As Christi Parsons and David Lauter of McClatchy-Tribune News Service point out, the Obama administration, up until this point, has relied mostly on the “It Could Be Worse” tactic while defending its economic initiatives. However, for all the obvious reason, strategists in the Obama camp don’t think this message will go far with the average American. They decided they needed something more proactive and endearing to voters.
So, what’s the new campaign theme? Parsons and Lautner report:
…increasingly, Obama and his aides have switched to a longer view, trying to focus attention on what they portray as the president’s defense of the middle class…The theme of giving the middle class a “fair shot” potentially works against whoever survives the demolition derby among the Republican hopefuls…The “fair shot” theme also provides a more positive message than previous Obama formulations, which some analysts saw as harder-edged attacks on the wealthy [Editor's note: admittedly, “fair shot” has a nicer ring to it than “punish our enemies"].
It’s about “defending the middle class” and giving them a “fair shot.”
“This isn’t just about recovering from this recession,” said a senior adviser to Obama, “This is about saving the middle class from a decline that’s been going on for three decades.”
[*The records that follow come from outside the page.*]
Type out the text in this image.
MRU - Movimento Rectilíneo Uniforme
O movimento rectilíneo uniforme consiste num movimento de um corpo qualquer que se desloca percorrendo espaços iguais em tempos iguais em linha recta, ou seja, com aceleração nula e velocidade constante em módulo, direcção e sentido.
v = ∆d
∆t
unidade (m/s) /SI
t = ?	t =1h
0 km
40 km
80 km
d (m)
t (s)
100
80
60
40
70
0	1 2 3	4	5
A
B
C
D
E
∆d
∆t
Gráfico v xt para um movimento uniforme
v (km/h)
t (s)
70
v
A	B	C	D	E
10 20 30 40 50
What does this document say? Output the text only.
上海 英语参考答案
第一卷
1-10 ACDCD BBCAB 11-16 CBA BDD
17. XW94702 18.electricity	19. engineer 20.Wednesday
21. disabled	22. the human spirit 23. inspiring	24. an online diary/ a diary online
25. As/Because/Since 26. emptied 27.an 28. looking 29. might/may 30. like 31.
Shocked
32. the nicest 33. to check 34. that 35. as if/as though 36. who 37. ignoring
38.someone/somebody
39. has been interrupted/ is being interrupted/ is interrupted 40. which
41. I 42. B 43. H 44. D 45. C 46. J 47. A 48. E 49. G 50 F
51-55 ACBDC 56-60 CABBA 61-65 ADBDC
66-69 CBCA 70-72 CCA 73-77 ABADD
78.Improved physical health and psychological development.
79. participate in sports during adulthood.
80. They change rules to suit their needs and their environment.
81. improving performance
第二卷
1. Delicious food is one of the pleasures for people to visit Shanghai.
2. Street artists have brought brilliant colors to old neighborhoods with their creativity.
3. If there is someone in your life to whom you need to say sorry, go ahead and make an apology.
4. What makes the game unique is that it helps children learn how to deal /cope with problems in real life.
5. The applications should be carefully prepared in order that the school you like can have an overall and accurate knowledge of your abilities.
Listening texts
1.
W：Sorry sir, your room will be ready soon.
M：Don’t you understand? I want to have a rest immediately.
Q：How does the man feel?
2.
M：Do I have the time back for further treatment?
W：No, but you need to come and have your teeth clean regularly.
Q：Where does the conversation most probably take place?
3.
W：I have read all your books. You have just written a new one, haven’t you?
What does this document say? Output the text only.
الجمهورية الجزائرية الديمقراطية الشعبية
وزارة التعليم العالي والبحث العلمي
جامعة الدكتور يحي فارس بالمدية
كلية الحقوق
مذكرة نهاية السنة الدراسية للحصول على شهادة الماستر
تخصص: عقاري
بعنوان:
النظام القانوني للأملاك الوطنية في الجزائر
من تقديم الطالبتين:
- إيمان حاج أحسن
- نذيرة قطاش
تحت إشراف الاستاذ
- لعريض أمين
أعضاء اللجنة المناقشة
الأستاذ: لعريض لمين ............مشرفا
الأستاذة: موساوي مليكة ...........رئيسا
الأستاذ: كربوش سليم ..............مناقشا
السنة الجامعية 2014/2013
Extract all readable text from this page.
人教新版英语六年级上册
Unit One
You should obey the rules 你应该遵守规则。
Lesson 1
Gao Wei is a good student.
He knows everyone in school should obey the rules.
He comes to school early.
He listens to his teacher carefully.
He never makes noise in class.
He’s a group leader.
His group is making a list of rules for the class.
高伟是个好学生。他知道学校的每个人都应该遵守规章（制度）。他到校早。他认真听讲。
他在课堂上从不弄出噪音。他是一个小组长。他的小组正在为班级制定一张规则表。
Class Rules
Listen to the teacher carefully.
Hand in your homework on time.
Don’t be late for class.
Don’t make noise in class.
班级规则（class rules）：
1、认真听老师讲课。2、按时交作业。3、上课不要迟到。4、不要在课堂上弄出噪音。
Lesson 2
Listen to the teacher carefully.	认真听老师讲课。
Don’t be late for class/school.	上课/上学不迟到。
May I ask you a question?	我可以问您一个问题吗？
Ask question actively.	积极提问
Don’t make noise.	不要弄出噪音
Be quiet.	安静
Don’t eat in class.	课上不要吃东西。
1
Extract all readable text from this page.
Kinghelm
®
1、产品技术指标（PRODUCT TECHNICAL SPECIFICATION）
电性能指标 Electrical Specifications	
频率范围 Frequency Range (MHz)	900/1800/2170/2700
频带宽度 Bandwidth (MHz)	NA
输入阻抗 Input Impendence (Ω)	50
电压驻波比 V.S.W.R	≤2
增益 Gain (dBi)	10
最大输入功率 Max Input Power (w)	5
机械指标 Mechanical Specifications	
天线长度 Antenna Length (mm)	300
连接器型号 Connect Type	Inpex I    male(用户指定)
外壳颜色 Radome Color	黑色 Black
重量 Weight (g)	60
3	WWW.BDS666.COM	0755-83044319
The president’s “Teddy Roosevelt” speech at Osawatomie, KS., earlier this year marked the beginning of his “Defenders of the Middle Class” campaign strategy. You can expect to hear a lot more of this type of rhetoric, especially during his upcoming State of the Union address.
“It’s a much stronger position than where he was before,” said Democratic pollster Stanley Greenberg. Talking about the “state of the middle class” connects with voters in a way that discussing the “state of the recovery” doesn’t, he said.
Not surprisingly, some analysts have labeled this new strategy as “class warfare” and have accused the president of continuing to “duck the nation’s problem of creating jobs.” But despite these criticisms, “Defenders of the Middle Class” is the theme the campaign has settled on and they’re going to stick to it.
“Obama set the stage for the new approach this fall as he told friends that he felt a need to deliver a speech that would look at the nation’s economic troubles from a ‘higher altitude,’” reports Parsons and Lautner.
Democratic strategists believe that there are two benefits to this new campaign theme. First, they believe there is a large audience (Occupy Wherever) that will take an instant liking to the message. Second, they believe ”Republicans have played into their argument by first backing tax cuts for the wealthy and then balking at a payroll tax cut aimed at the middle class,” writes Parsons and Lautner.
“The social Darwinism, the trickle-down economics – these are just not working for this country,” said David Axelrod. “The president’s vision was a very distinct vision from what the Republicans are offering.”